La Commission estime qu'à la lumière des critères dégagés
par la jurisprudence des organes de la Convention en matière de
"délai raisonnable", et compte tenu de l'ensemble des éléments
en sa possession, ce grief doit faire l'objet d'un examen au
fond.
Dans la mesure où le requérant se plaint également que les
juridictions internes n'ont pas apprécié correctement les faits
et preuves soumis au cours de la procédure sur le bien-fondé, la
Commission rappelle qu'elle a pour seule tâche, conformément à
l'article 19 de la Convention, d'assurer le respect des
engagements résultant de la Convention pour les Parties
contractantes. En particulier, elle n'est pas compétente pour
examiner une requête relative à des erreurs de fait ou de droit
prétendument commises par une juridiction interne, sauf si et
dans la mesure où ces erreurs lui semblent susceptibles d'avoir
entraîné une atteinte aux droits et libertés garantis par la
Convention.
Il s'ensuit que cette deuxième partie de la requête doit
être rejetée conformément à l'article 27 de la Convention.

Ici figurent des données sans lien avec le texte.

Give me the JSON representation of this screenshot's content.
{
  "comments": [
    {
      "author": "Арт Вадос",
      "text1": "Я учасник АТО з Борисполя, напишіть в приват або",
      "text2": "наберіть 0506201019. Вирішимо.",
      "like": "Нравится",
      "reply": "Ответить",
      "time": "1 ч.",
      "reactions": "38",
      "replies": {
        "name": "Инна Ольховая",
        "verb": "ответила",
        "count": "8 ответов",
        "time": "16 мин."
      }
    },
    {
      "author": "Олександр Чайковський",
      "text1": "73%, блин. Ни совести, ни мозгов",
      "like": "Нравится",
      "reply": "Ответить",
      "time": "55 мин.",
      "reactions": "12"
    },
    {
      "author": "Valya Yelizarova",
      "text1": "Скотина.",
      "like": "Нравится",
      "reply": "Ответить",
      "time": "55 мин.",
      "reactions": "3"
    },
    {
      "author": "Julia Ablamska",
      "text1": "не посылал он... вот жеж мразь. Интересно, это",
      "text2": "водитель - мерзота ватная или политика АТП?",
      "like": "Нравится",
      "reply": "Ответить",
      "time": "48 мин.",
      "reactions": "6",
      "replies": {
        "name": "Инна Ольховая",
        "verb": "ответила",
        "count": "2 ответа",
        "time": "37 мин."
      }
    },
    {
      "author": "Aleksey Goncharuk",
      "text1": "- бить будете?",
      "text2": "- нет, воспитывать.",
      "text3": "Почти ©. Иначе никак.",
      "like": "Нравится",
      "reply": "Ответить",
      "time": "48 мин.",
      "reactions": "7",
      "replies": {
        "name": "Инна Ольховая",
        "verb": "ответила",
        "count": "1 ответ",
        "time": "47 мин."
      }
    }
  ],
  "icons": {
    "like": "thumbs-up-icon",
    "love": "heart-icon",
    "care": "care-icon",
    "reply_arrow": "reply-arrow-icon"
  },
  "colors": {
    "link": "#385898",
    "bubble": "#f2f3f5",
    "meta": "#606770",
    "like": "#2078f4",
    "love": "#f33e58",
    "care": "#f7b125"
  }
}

En conséquence, la Commission, à l'unanimité,
DECLARE LA REQUETE RECEVABLE quant au grief tiré par
le requérant de la durée excessive de la procédure
engagée le 25 octobre 1980 devant le tribunal de
Bolzano, tous moyens de fond réservés.
DECLARE LA REQUETE IRRECEVABLE pour le surplus.
Le Secrétaire Le Président
de la Première Chambre de la Première Chambre
(M.F. BUQUICCHIO) (A. WEITZEL)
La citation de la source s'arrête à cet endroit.